Swarmauri MLM Embedding

swarmauri_embedding_mlm provides MlmEmbedding, a Swarmauri embedding component built on Hugging Face transformers and PyTorch masked language models. It can fine-tune a masked language model on local text, optionally expand the tokenizer vocabulary, and return Swarmauri Vector objects for retrieval, clustering, similarity search, and downstream agent memory workflows.

Why Swarmauri MLM Embedding?

Use this package when you want a trainable embedding adapter inside the Swarmauri component system instead of a fixed API-only embedding provider. MlmEmbedding keeps model loading, masking, fine-tuning, pooling, vector wrapping, and save/load behavior behind the shared EmbeddingBase interface so it can plug into Swarmauri vector stores and retrieval pipelines.

FAQ

Q: Which models can this package load?

A: MlmEmbedding uses AutoTokenizer.from_pretrained() and AutoModelForMaskedLM.from_pretrained(), so use a Hugging Face model compatible with masked language modeling, such as BERT-style or DistilBERT-style models.

Q: Does fit() train a complete embedding model from scratch?
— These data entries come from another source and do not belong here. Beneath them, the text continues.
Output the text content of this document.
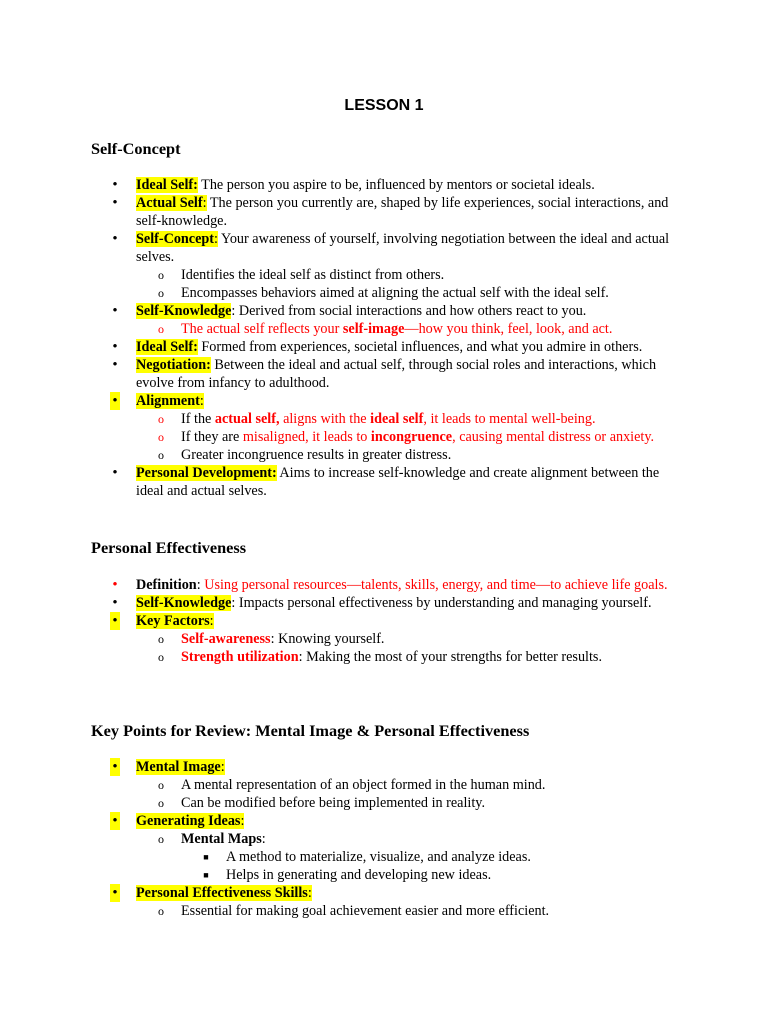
LESSON 1
Self-Concept
• Ideal Self: The person you aspire to be, influenced by mentors or societal ideals.
• Actual Self: The person you currently are, shaped by life experiences, social interactions, and self-knowledge.
• Self-Concept: Your awareness of yourself, involving negotiation between the ideal and actual selves.
o Identifies the ideal self as distinct from others.
o Encompasses behaviors aimed at aligning the actual self with the ideal self.
• Self-Knowledge: Derived from social interactions and how others react to you.
o The actual self reflects your self-image—how you think, feel, look, and act.
• Ideal Self: Formed from experiences, societal influences, and what you admire in others.
• Negotiation: Between the ideal and actual self, through social roles and interactions, which evolve from infancy to adulthood.
• Alignment:
o If the actual self, aligns with the ideal self, it leads to mental well-being.
o If they are misaligned, it leads to incongruence, causing mental distress or anxiety.
o Greater incongruence results in greater distress.
• Personal Development: Aims to increase self-knowledge and create alignment between the ideal and actual selves.
Personal Effectiveness
• Definition: Using personal resources—talents, skills, energy, and time—to achieve life goals.
• Self-Knowledge: Impacts personal effectiveness by understanding and managing yourself.
• Key Factors:
o Self-awareness: Knowing yourself.
o Strength utilization: Making the most of your strengths for better results.
Key Points for Review: Mental Image & Personal Effectiveness
• Mental Image:
o A mental representation of an object formed in the human mind.
o Can be modified before being implemented in reality.
• Generating Ideas:
o Mental Maps:
■ A method to materialize, visualize, and analyze ideas.
■ Helps in generating and developing new ideas.
• Personal Effectiveness Skills:
o Essential for making goal achievement easier and more efficient.
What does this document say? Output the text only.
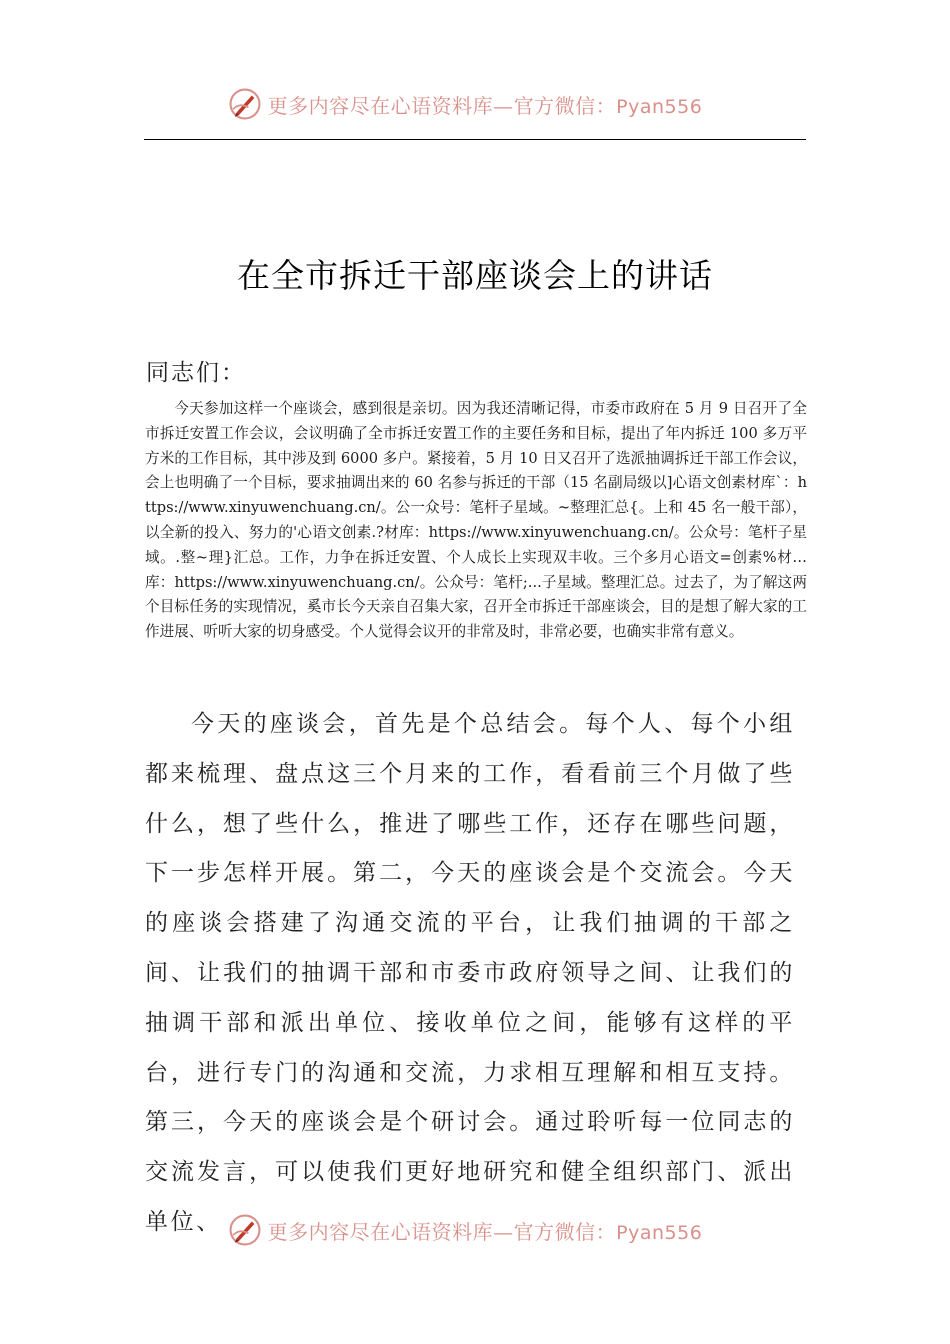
更多内容尽在心语资料库—官方微信：Pyan556
在全市拆迁干部座谈会上的讲话

同志们：

今天参加这样一个座谈会，感到很是亲切。因为我还清晰记得，市委市政府在 5 月 9 日召开了全市拆迁安置工作会议，会议明确了全市拆迁安置工作的主要任务和目标，提出了年内拆迁 100 多万平方米的工作目标，其中涉及到 6000 多户。紧接着，5 月 10 日又召开了选派抽调拆迁干部工作会议，会上也明确了一个目标，要求抽调出来的 60 名参与拆迁的干部（15 名副局级以]心语文创素材库`：https://www.xinyuwenchuang.cn/。公一众号：笔杆子星域。~整理汇总{。上和 45 名一般干部），以全新的投入、努力的'心语文创素.?材库：https://www.xinyuwenchuang.cn/。公众号：笔杆子星域。.整~理}汇总。工作，力争在拆迁安置、个人成长上实现双丰收。三个多月心语文=创素%材…库：https://www.xinyuwenchuang.cn/。公众号：笔杆;...子星域。整理汇总。过去了，为了解这两个目标任务的实现情况，奚市长今天亲自召集大家，召开全市拆迁干部座谈会，目的是想了解大家的工作进展、听听大家的切身感受。个人觉得会议开的非常及时，非常必要，也确实非常有意义。

今天的座谈会，首先是个总结会。每个人、每个小组都来梳理、盘点这三个月来的工作，看看前三个月做了些什么，想了些什么，推进了哪些工作，还存在哪些问题，下一步怎样开展。第二，今天的座谈会是个交流会。今天的座谈会搭建了沟通交流的平台，让我们抽调的干部之间、让我们的抽调干部和市委市政府领导之间、让我们的抽调干部和派出单位、接收单位之间，能够有这样的平台，进行专门的沟通和交流，力求相互理解和相互支持。第三，今天的座谈会是个研讨会。通过聆听每一位同志的交流发言，可以使我们更好地研究和健全组织部门、派出单位、	更多内容尽在心语资料库—官方微信：Pyan556
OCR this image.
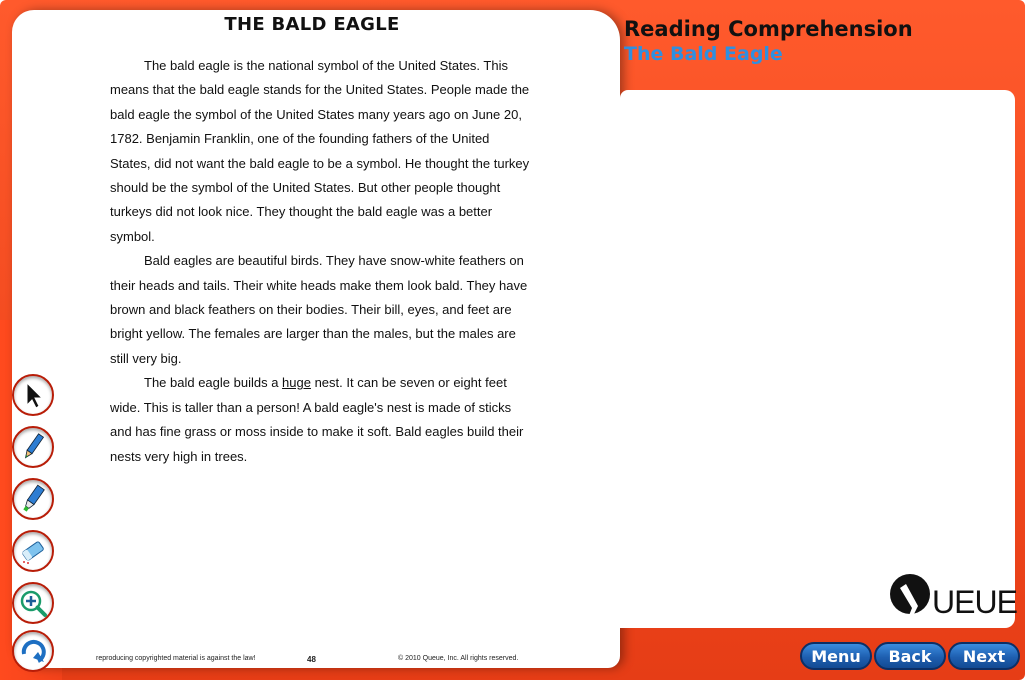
THE BALD EAGLE

The bald eagle is the national symbol of the United States. This means that the bald eagle stands for the United States. People made the bald eagle the symbol of the United States many years ago on June 20, 1782. Benjamin Franklin, one of the founding fathers of the United States, did not want the bald eagle to be a symbol. He thought the turkey should be the symbol of the United States. But other people thought turkeys did not look nice. They thought the bald eagle was a better symbol.

Bald eagles are beautiful birds. They have snow-white feathers on their heads and tails. Their white heads make them look bald. They have brown and black feathers on their bodies. Their bill, eyes, and feet are bright yellow. The females are larger than the males, but the males are still very big.

The bald eagle builds a huge nest. It can be seven or eight feet wide. This is taller than a person! A bald eagle's nest is made of sticks and has fine grass or moss inside to make it soft. Bald eagles build their nests very high in trees.

reproducing copyrighted material is against the law!	48	© 2010 Queue, Inc. All rights reserved.
Reading Comprehension
The Bald Eagle
UEUE
Menu	Back	Next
A: No. It fine-tunes an existing masked language model for one pass per fit() call using masked-token loss, AdamW, and the configured batch size and learning rate.

Q: What does transform() return?

A: It returns a list of Swarmauri Vector objects. The current implementation mean-pools model outputs and falls back to mean-pooled logits when the masked-language-model output does not expose last_hidden_state.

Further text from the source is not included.